Librarianship has a deep history. For centuries, librarians of one kind or another have safeguarded and shared information. The American Library Association is now in its 137th year. For that long at least, we have been learning how best to serve as stewards of information in a thriving republic. Google is not nearly so experienced or so wise. And yet, Google’s work is critical in the new, digital world. The Library of Congress still matters; it is neither is diminished by nor diminishing to the Digital Public Library of America. We need both. We also need Netflix (at least I do) and Amazon and Tumblr and The New York Times archive and Pinterest. The digital world that we now deem as fundamentally a part of our daily lives as access to running water requires informational expertise. The history of information science is not nearly so deep as that of librarianship, but its many branches are spreading out into our professional future like a delta. Decisions are being made about collection, organization, access, cost, and privacy. We can and should be part of those conversations. But I’m not sure we can each do it all.

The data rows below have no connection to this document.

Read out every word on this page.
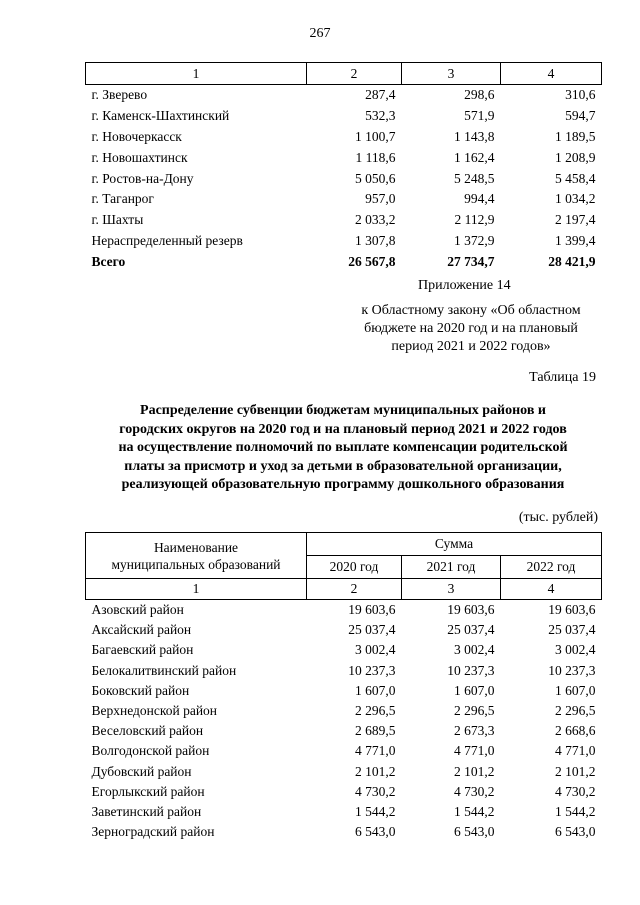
267
1	2	3	4
г. Зверево	287,4	298,6	310,6
г. Каменск-Шахтинский	532,3	571,9	594,7
г. Новочеркасск	1 100,7	1 143,8	1 189,5
г. Новошахтинск	1 118,6	1 162,4	1 208,9
г. Ростов-на-Дону	5 050,6	5 248,5	5 458,4
г. Таганрог	957,0	994,4	1 034,2
г. Шахты	2 033,2	2 112,9	2 197,4
Нераспределенный резерв	1 307,8	1 372,9	1 399,4
Всего	26 567,8	27 734,7	28 421,9
Приложение 14
к Областному закону «Об областном
бюджете на 2020 год и на плановый
период 2021 и 2022 годов»
Таблица 19
Распределение субвенции бюджетам муниципальных районов и
городских округов на 2020 год и на плановый период 2021 и 2022 годов
на осуществление полномочий по выплате компенсации родительской
платы за присмотр и уход за детьми в образовательной организации,
реализующей образовательную программу дошкольного образования
(тыс. рублей)
Наименование
муниципальных образований	Сумма		
	2020 год	2021 год	2022 год
1	2	3	4
Азовский район	19 603,6	19 603,6	19 603,6
Аксайский район	25 037,4	25 037,4	25 037,4
Багаевский район	3 002,4	3 002,4	3 002,4
Белокалитвинский район	10 237,3	10 237,3	10 237,3
Боковский район	1 607,0	1 607,0	1 607,0
Верхнедонской район	2 296,5	2 296,5	2 296,5
Веселовский район	2 689,5	2 673,3	2 668,6
Волгодонской район	4 771,0	4 771,0	4 771,0
Дубовский район	2 101,2	2 101,2	2 101,2
Егорлыкский район	4 730,2	4 730,2	4 730,2
Заветинский район	1 544,2	1 544,2	1 544,2
Зерноградский район	6 543,0	6 543,0	6 543,0
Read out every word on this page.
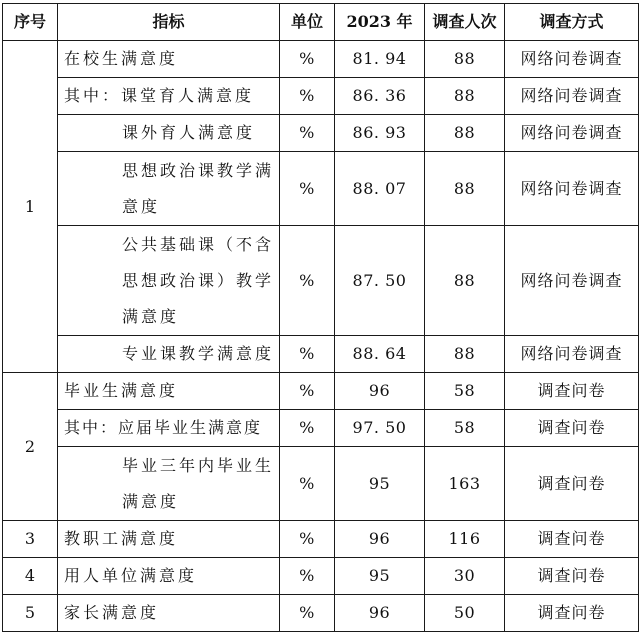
序号	指标	单位	2023 年	调查人次	调查方式
1	在校生满意度	%	81. 94	88	网络问卷调查
	其中：课堂育人满意度	%	86. 36	88	网络问卷调查
	课外育人满意度	%	86. 93	88	网络问卷调查
	思想政治课教学满意度	%	88. 07	88	网络问卷调查
	公共基础课（不含思想政治课）教学满意度	%	87. 50	88	网络问卷调查
	专业课教学满意度	%	88. 64	88	网络问卷调查
2	毕业生满意度	%	96	58	调查问卷
	其中：应届毕业生满意度	%	97. 50	58	调查问卷
	毕业三年内毕业生满意度	%	95	163	调查问卷
3	教职工满意度	%	96	116	调查问卷
4	用人单位满意度	%	95	30	调查问卷
5	家长满意度	%	96	50	调查问卷
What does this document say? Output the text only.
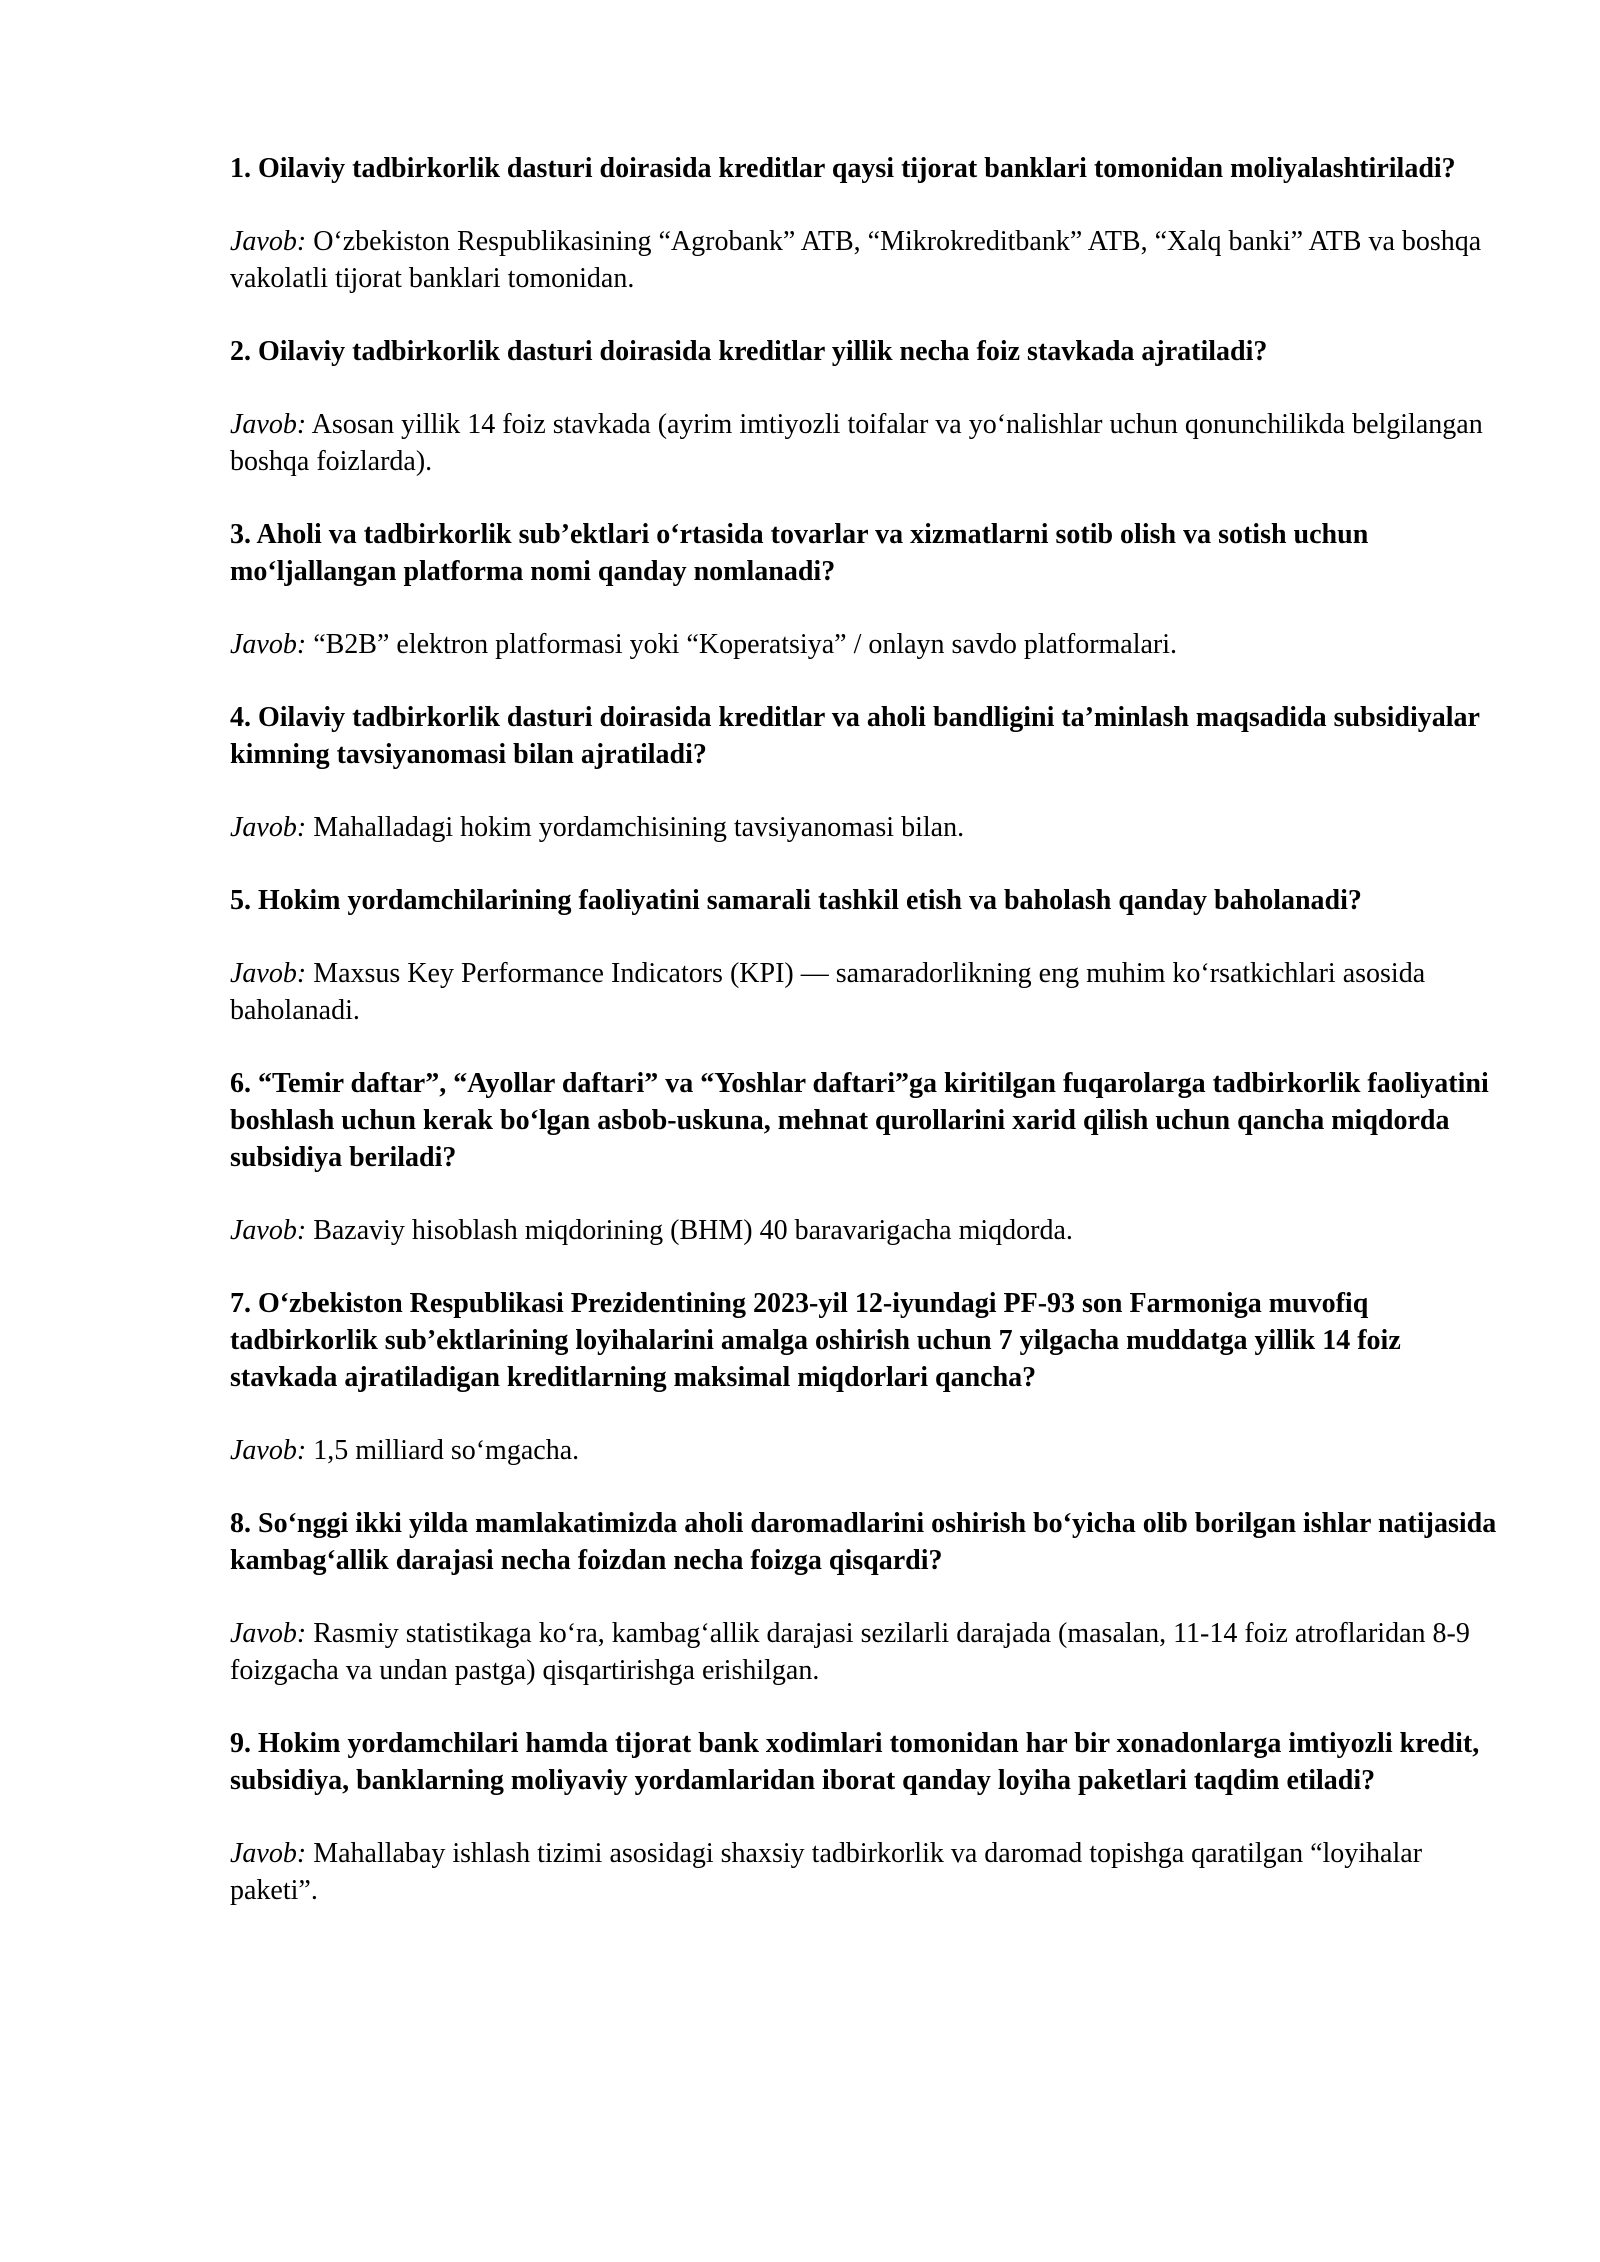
1. Oilaviy tadbirkorlik dasturi doirasida kreditlar qaysi tijorat banklari tomonidan moliyalashtiriladi?

Javob: O‘zbekiston Respublikasining “Agrobank” ATB, “Mikrokreditbank” ATB, “Xalq banki” ATB va boshqa vakolatli tijorat banklari tomonidan.

2. Oilaviy tadbirkorlik dasturi doirasida kreditlar yillik necha foiz stavkada ajratiladi?

Javob: Asosan yillik 14 foiz stavkada (ayrim imtiyozli toifalar va yo‘nalishlar uchun qonunchilikda belgilangan boshqa foizlarda).

3. Aholi va tadbirkorlik sub’ektlari o‘rtasida tovarlar va xizmatlarni sotib olish va sotish uchun mo‘ljallangan platforma nomi qanday nomlanadi?

Javob: “B2B” elektron platformasi yoki “Koperatsiya” / onlayn savdo platformalari.

4. Oilaviy tadbirkorlik dasturi doirasida kreditlar va aholi bandligini ta’minlash maqsadida subsidiyalar kimning tavsiyanomasi bilan ajratiladi?

Javob: Mahalladagi hokim yordamchisining tavsiyanomasi bilan.

5. Hokim yordamchilarining faoliyatini samarali tashkil etish va baholash qanday baholanadi?

Javob: Maxsus Key Performance Indicators (KPI) — samaradorlikning eng muhim ko‘rsatkichlari asosida baholanadi.

6. “Temir daftar”, “Ayollar daftari” va “Yoshlar daftari”ga kiritilgan fuqarolarga tadbirkorlik faoliyatini boshlash uchun kerak bo‘lgan asbob-uskuna, mehnat qurollarini xarid qilish uchun qancha miqdorda subsidiya beriladi?

Javob: Bazaviy hisoblash miqdorining (BHM) 40 baravarigacha miqdorda.

7. O‘zbekiston Respublikasi Prezidentining 2023-yil 12-iyundagi PF-93 son Farmoniga muvofiq tadbirkorlik sub’ektlarining loyihalarini amalga oshirish uchun 7 yilgacha muddatga yillik 14 foiz stavkada ajratiladigan kreditlarning maksimal miqdorlari qancha?

Javob: 1,5 milliard so‘mgacha.

8. So‘nggi ikki yilda mamlakatimizda aholi daromadlarini oshirish bo‘yicha olib borilgan ishlar natijasida kambag‘allik darajasi necha foizdan necha foizga qisqardi?

Javob: Rasmiy statistikaga ko‘ra, kambag‘allik darajasi sezilarli darajada (masalan, 11-14 foiz atroflaridan 8-9 foizgacha va undan pastga) qisqartirishga erishilgan.

9. Hokim yordamchilari hamda tijorat bank xodimlari tomonidan har bir xonadonlarga imtiyozli kredit, subsidiya, banklarning moliyaviy yordamlaridan iborat qanday loyiha paketlari taqdim etiladi?

Javob: Mahallabay ishlash tizimi asosidagi shaxsiy tadbirkorlik va daromad topishga qaratilgan “loyihalar paketi”.
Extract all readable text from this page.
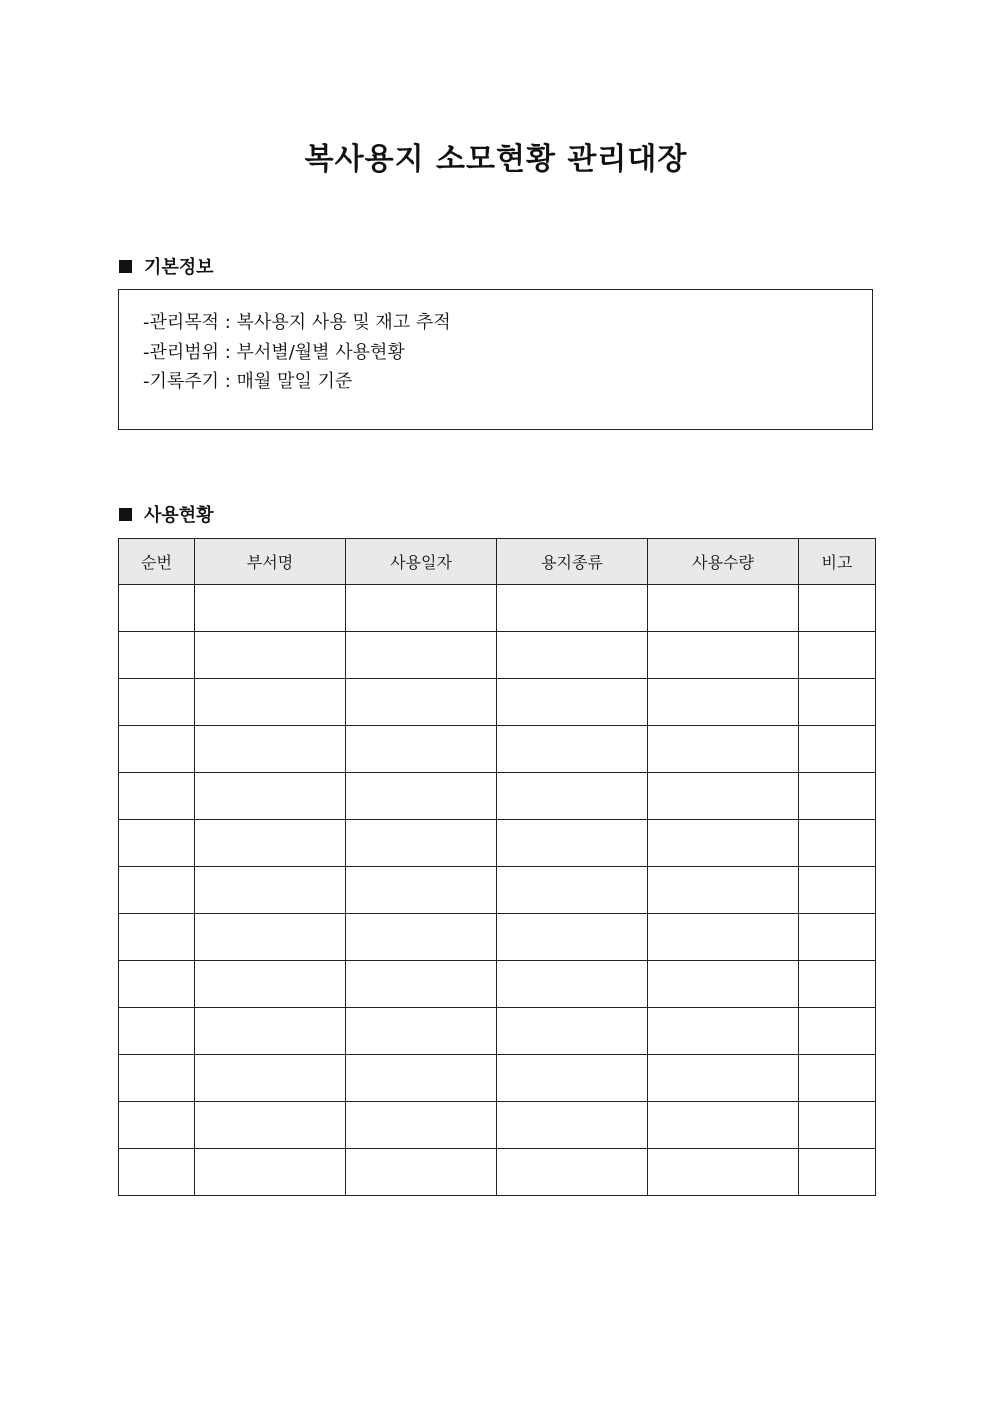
복사용지 소모현황 관리대장
기본정보
-관리목적 : 복사용지 사용 및 재고 추적
-관리범위 : 부서별/월별 사용현황
-기록주기 : 매월 말일 기준
사용현황
순번	부서명	사용일자	용지종류	사용수량	비고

Some of us are going to spend our careers in libraries that emphasize access. Some of us are going to spend our careers in libraries that emphasize preservation. More of us are going to spend our careers working for or starting up companies that need our expertise for other reasons. We may be asked to help manage digital assets. We may be asked to find a way to archive valuable resources. We may research important people or important topics or important methods for connecting people and topics. We may, in short, do any number of things. Here’s my question: Can a school offering a Master of Library and Information Science truly prepare us to enter any and all of these careers? Or is it time for big tent librarianship and big tent library education to acknowledge that information science may not fit under the same canvas roof? Our skills may be useful in lots of places, but that doesn’t mean we need to study all of the places.